Cleaning Up Our Streets
New Yorker's have become accustomed to the endless stream of advertisements, ranging from the dozens of menus stuffed under our door to the flashing billboards that illuminate Times Square. Everyone would prefer a cleaner city, but we never take the time to clean up a mess if it isn't our own. William Marquardt has started a movement to improve the cleanliness and quality of life by fighting the intentional defacing of property on the Upper East Side for advertising purposes, graffiti, and garbage maintenance.
Calling his movement "Improve NYC," Marquardt has been working to better the visual esthetic between East 72nd and East 96th streets, considering it the "laboratory for proving that a cleaner New York City is possible."

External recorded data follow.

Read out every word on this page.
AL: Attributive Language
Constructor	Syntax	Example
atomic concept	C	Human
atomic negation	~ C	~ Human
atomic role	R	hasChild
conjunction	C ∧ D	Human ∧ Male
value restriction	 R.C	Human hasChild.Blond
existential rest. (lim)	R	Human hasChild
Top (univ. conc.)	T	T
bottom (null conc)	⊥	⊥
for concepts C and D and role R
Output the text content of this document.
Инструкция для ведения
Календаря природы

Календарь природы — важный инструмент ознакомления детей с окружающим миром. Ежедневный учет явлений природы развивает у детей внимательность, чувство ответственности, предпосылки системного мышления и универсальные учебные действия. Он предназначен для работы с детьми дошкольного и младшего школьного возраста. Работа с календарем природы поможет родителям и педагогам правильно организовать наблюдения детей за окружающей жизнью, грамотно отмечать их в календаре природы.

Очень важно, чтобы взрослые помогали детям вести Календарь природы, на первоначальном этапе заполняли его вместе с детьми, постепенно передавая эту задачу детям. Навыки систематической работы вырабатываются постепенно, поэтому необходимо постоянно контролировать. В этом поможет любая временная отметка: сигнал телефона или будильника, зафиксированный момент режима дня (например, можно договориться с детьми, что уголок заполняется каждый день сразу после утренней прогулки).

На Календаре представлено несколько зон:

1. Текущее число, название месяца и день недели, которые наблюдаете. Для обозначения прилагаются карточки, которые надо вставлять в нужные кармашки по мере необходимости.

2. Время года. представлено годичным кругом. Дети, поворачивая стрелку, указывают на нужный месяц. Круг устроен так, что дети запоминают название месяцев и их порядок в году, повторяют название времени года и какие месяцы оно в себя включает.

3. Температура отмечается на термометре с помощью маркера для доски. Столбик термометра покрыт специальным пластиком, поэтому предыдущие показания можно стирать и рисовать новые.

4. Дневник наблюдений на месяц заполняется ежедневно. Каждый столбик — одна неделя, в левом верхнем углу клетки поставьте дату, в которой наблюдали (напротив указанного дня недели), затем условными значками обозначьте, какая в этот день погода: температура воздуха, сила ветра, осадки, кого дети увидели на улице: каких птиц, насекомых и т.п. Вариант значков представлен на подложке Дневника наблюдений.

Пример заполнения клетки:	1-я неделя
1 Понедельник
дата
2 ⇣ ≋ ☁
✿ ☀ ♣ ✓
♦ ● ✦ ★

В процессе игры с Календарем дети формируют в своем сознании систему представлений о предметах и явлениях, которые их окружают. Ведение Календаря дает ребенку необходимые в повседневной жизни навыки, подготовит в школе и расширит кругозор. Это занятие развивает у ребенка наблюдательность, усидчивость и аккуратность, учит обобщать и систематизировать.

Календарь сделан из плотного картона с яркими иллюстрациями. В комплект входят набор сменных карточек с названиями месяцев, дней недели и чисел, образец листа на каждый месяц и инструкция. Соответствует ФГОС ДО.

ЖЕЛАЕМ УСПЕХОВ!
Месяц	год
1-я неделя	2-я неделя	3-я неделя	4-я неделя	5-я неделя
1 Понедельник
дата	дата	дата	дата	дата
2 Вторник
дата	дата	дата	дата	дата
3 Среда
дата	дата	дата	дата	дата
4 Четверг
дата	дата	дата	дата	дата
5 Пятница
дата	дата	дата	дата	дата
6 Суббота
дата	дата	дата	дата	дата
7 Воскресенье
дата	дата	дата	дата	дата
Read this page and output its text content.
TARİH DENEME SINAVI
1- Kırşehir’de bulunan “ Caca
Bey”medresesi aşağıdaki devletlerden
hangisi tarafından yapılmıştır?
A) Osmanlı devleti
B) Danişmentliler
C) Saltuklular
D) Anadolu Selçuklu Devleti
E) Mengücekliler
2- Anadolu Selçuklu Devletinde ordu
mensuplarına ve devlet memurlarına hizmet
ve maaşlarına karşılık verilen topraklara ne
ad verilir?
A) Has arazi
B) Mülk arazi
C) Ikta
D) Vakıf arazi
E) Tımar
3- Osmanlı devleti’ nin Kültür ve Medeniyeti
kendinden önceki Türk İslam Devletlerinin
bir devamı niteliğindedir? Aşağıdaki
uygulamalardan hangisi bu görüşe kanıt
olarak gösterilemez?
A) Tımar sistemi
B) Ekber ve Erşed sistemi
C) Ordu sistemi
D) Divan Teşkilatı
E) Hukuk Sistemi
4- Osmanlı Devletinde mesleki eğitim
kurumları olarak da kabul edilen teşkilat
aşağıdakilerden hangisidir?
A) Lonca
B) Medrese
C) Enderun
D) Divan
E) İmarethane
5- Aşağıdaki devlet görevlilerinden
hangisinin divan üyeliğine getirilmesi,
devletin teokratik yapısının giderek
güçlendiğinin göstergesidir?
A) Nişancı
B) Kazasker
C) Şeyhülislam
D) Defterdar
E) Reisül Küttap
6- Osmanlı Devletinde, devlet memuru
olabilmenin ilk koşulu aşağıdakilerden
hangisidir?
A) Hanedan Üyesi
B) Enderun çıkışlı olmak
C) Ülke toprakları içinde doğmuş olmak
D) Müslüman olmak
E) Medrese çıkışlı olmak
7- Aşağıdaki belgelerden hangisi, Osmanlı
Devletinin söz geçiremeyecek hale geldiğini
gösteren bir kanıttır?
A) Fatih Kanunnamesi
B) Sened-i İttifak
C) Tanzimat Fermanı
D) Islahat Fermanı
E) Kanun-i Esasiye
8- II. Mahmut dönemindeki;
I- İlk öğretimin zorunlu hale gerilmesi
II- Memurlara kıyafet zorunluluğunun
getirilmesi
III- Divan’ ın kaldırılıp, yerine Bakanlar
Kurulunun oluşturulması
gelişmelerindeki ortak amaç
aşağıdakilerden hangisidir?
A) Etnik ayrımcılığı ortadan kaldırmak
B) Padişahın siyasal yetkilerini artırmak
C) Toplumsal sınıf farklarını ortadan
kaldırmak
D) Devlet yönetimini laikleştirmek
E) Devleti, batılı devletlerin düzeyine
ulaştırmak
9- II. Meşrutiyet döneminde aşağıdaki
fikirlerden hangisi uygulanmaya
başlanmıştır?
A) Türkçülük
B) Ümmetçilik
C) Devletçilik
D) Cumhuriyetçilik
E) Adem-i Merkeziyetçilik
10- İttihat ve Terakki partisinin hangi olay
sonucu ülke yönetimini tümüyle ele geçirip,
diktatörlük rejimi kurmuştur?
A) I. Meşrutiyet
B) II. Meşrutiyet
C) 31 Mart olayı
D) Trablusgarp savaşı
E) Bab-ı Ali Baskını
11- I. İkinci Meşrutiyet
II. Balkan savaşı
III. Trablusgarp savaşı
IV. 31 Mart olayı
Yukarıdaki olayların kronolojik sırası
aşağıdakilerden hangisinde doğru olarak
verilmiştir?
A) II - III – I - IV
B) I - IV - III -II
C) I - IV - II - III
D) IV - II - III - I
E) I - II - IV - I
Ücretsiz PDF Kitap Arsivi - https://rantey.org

He has partnered with for other community members to decrease the amount of graffiti, stickers, business cards placed by locksmiths, the distribution of menus at the entrances at the entrances of walk-up apartments, and flyers taped to lampposts. One of their main partnerships has been with the organization CIVITAS, a company that has been dedicated to improving the neighborhood quality of life in the Upper East Side and East Harlem since 1981.
Marquardt was raised in Pasadena, California by his two creative parents, and has always identified as an artist in someway despite never working in art professionally. "I am very good an looking at an area and deciding what needs to be done, needs to be fixed, or cleaned up to make our community look a bit more spiffy," he explained. "I've never been directly involved with design work, but if something is out of order I hone in on the details and get it done."
After moving to New York in 1992 he started noticing the accumulation of flyers taped to lampposts, usually advertising different moving companies. "On a whim one day I decided to take a handful of them down, hoping to make my block look a little better," he explained. "Then only after a few days, I noticed they were back again. I attempted to remove them several times before realizing that it was going to take an organized effort to get rid of these flyers completely."
Although the flyers were the start of his effort, Marquardt has since extended his effort to fight anything that was disrupting the visual esthetic of the Upper East Side. He started attending meetings of the East 79th Street Neighborhood Association, and began working with their committee dedicated to getting rid of unattended, and overflowing trash cans.
As a result of his collaboration with President Betty Cooper Wallerstein, they have seen drastic changes in the cleanliness of trashcans around the neighborhood. "My membership in the E. 79th Street Association played a key role in broadening the mission of Improve NYC," he said
Marquardt and his team members are on the ground, constantly eradicating any situation that threatens the visual esthetic of the neighborhood. They have seen success in reporting graffiti and general deterioration of mailboxes directly to the United States Postal Service. "The USPS has repainted or replaced the boxes. As a result today there is only one box in the entire area from 72nd St. to 96th street with unremoved graffiti," he explained.
You can reach out to Marquardt to help his efforts in improving the cleanliness of New York City streets. They are working to grow large enough to help benefit more neighborhood, the way they have cleaned up the Upper Ease Side.
"My immediate goal has been to prove that you can improve these neighborhoods. Improve NYC has been able to prove that it can be done," Marquardt said. "It takes a lot of perseverance, and I hope to show people that having a clean living space will improve their spirits and overall quality of life."